Deshalb beschränkt sich das ZDF nicht auf den topbesetzten Hochglanzfilm, sondern flankiert ihn mit einem umfassenden Rahmenprogramm. Zur besten Sendezeit etwa konzentriert sich „Das Luther-Tribunal“ dabei am Feiertag auf „Zehn Tage im April“, wie der Untertitel des Dokudramas den Versuch der katholischen Kirche umschreibt, in Worms ihre Macht zu sichern. Roman Knižka gibt den Titelheld hier zwar ein wenig privatfernsehtaugli-cher, und all die filmischen Mätzchen zwischen den Historikeraussagen sind eher Effekthascherei als zielführend. Aber so wird Geschichte heutzutage verabreicht. Für kreativen Tiefgang sorgt demnach der ZDFinfo-Schwerpunkt ab 11. November, in dem Filme wie „God’s Cloud“ vom Einfluss Luthers auf unsere Zeit berichten.
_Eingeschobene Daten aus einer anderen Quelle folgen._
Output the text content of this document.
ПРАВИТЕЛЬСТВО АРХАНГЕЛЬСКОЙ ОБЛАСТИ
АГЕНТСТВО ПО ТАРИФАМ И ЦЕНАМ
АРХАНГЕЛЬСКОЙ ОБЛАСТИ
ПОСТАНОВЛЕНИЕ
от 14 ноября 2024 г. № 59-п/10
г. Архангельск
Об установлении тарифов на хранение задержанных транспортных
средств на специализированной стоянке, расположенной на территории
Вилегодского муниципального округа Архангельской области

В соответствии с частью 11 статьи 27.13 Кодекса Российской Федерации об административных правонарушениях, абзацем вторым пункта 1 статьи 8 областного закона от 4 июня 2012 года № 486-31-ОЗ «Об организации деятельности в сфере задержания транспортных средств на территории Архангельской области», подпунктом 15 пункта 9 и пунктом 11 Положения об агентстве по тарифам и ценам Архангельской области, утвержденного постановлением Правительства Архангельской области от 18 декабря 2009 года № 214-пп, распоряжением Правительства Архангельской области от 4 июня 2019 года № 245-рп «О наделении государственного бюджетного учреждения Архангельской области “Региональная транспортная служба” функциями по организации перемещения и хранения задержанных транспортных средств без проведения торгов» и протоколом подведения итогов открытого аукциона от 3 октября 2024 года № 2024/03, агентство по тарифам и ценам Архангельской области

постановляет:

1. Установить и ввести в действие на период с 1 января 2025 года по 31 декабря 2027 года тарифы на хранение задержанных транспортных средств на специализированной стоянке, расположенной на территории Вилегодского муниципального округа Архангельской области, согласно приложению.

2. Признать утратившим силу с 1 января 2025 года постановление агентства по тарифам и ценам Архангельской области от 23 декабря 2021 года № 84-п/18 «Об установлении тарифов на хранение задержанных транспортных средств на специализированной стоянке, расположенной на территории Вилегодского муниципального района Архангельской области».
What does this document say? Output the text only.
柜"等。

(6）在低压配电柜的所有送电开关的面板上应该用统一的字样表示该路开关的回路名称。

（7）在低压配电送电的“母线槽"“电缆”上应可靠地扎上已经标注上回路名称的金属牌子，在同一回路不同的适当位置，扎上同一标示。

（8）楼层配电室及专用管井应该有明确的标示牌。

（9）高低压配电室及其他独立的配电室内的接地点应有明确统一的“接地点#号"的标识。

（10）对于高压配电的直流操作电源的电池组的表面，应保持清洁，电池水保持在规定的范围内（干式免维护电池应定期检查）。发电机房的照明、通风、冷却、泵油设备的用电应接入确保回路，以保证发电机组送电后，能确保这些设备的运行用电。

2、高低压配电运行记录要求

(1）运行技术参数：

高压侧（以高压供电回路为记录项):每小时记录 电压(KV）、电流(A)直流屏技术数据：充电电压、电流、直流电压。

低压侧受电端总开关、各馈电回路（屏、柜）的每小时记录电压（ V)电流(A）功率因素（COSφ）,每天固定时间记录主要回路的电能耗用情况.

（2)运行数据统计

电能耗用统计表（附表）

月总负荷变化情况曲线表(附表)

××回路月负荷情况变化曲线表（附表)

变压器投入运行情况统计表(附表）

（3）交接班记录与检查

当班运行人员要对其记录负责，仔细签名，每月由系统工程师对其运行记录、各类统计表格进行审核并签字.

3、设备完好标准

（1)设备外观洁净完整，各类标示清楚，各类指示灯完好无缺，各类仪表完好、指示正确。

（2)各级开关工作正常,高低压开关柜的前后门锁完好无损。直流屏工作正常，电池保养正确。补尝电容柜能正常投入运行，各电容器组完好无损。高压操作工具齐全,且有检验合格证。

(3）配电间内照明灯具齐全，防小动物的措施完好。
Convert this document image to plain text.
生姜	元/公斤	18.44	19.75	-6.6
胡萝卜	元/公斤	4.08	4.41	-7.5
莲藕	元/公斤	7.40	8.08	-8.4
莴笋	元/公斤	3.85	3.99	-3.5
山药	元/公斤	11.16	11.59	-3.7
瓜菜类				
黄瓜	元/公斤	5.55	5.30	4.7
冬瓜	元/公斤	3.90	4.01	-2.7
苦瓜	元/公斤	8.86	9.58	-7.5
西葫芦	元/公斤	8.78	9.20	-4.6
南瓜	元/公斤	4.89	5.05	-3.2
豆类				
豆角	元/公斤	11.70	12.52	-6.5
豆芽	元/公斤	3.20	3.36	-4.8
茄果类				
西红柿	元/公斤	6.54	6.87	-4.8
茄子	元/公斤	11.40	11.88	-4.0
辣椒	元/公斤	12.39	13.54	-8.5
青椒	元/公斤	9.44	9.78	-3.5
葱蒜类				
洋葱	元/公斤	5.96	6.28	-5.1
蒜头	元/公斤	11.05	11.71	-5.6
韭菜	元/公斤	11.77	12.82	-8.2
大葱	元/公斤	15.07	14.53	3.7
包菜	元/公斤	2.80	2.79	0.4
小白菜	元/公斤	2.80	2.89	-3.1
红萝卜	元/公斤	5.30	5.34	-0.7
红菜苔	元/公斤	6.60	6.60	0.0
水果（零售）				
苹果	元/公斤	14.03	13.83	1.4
Kindgerecht verarbeitet wird das Thema hingegen am am 31. Oktober ab 15 Uhr beim Kika, bevor „Das Projekt der 1000 Stimmen“ um 22 Uhr im ZDF ein „Pop-Oratorium“ zeigt, bei dem allerlei Chöre die Reformation vertonen.

All den Sendungen im ZDF-Kosmos (von den größeren Kanälen widmet sich nur 3sat Luthers Epoche, allerdings mit Filmen wie „Der Name der Rose“ oder „Die Pilgerin“) ist vor allem eines gemeinsam: So wie der Revoluzzer einst die Angst seiner Mitmenschen besiegt hat, vermag es seine Botschaft vom freien Gewissen auch heute. Das wäre mal eine Lehre aus dem Reformationsoverkill im Jubeljahr 2017.